Software for large digital libraries is available at [http://ePrint.org]. Work is ongoing to develop software for smaller DLs and individual use. I will be testing a restricted beta of Kepler, an OAI compliant system for individuals and small groups and reporting on my experiences.

Next time, I'll explore the software and other requirements for setting up an OAI DL along with other updates of work in progress. Until then, here are some updates on OS/2.

New OS/2 Updates

A recent update to the 0.9 version of Mozilla is 0.9.1. Although the numbering change is small, my early use shows it is faster and more stable. One significant change which caught me is the new install method. Check the README, but be sure to install in a clean directory. Execute warpzfol.cmd to build the folder, open the folder and execute mozilla.exe. No setup or install, no reboot required as all of the profile and conversion codes are now separated in the Mozilla folder. Once I was over the surprise, I liked it. Mozilla 0.9.1 is here, about a third of the way down the page.

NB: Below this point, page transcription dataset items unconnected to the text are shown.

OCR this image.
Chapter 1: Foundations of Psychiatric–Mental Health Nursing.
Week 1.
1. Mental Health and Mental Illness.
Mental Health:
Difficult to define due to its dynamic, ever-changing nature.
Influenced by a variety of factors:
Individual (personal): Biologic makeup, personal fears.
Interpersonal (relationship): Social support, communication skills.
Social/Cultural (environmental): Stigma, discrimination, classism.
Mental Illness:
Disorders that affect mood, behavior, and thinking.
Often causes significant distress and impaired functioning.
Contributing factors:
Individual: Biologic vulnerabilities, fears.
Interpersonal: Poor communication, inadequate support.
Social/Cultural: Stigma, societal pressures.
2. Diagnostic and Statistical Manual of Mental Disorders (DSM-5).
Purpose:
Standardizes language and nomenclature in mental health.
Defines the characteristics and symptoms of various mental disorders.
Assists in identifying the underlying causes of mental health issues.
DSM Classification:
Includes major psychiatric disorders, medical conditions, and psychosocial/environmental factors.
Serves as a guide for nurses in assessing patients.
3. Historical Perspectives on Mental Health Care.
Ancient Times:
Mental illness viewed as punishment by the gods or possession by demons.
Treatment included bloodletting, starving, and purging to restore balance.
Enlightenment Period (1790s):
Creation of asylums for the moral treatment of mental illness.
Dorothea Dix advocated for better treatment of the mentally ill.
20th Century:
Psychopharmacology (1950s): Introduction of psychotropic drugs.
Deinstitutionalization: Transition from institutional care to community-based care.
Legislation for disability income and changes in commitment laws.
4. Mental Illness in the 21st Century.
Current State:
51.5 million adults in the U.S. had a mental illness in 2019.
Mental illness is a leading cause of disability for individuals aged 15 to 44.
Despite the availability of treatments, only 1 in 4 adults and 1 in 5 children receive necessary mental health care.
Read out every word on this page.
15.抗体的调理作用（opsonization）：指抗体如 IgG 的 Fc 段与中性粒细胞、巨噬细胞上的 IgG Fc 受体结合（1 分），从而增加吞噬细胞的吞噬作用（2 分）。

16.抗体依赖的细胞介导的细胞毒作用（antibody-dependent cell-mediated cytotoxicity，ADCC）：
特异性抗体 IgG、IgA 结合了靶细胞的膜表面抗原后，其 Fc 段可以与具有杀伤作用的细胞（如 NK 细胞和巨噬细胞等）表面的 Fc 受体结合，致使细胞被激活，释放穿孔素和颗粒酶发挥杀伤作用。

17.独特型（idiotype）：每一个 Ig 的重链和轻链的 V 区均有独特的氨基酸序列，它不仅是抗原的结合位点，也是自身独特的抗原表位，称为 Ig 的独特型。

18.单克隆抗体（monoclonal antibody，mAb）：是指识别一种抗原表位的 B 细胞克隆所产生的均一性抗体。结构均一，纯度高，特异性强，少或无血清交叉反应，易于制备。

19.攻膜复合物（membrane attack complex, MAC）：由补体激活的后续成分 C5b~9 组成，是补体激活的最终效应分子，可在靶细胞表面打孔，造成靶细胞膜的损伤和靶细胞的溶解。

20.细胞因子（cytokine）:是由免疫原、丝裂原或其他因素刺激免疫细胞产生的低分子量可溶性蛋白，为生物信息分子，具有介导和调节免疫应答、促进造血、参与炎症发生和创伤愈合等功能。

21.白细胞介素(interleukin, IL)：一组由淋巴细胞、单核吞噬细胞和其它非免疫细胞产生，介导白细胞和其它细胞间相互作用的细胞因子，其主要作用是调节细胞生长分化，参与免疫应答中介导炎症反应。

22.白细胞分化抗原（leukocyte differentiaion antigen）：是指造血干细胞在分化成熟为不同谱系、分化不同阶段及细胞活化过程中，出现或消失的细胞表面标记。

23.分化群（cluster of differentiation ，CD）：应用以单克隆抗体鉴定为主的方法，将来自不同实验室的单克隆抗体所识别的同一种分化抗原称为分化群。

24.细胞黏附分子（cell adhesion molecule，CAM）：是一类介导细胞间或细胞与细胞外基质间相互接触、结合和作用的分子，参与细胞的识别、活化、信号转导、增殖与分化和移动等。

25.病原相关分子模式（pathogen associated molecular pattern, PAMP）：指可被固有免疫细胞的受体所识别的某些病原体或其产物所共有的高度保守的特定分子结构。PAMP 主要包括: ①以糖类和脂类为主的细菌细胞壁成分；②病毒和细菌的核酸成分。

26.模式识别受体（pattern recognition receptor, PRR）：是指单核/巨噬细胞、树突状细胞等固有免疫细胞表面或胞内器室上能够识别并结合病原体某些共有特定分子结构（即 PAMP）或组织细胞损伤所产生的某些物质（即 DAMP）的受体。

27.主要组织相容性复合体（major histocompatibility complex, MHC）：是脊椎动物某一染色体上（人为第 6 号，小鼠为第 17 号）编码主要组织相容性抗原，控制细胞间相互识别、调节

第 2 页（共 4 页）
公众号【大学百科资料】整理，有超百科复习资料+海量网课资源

The Macromedia flash plugin, which I reported as only available with Software Choice or Convenience Pack, is actually freely available from Innoteck. There is a lot of useful information in the README, so don't skip this one. Registration is required and a URL will be sent for download. Note that this plugin will not coexist with the win16 version of Macromedia Flash. I'll be trying this out shortly. Thanks to Andreas Boesche for the heads up.

Innoteck has also acquired the Legato Co-Standby Server for OS/2 from Legato Systems, Inc. Information is available. I wrote about Co-Standby for OS/2 in my Warptech 2000 report in June, 2000. You can find it at here.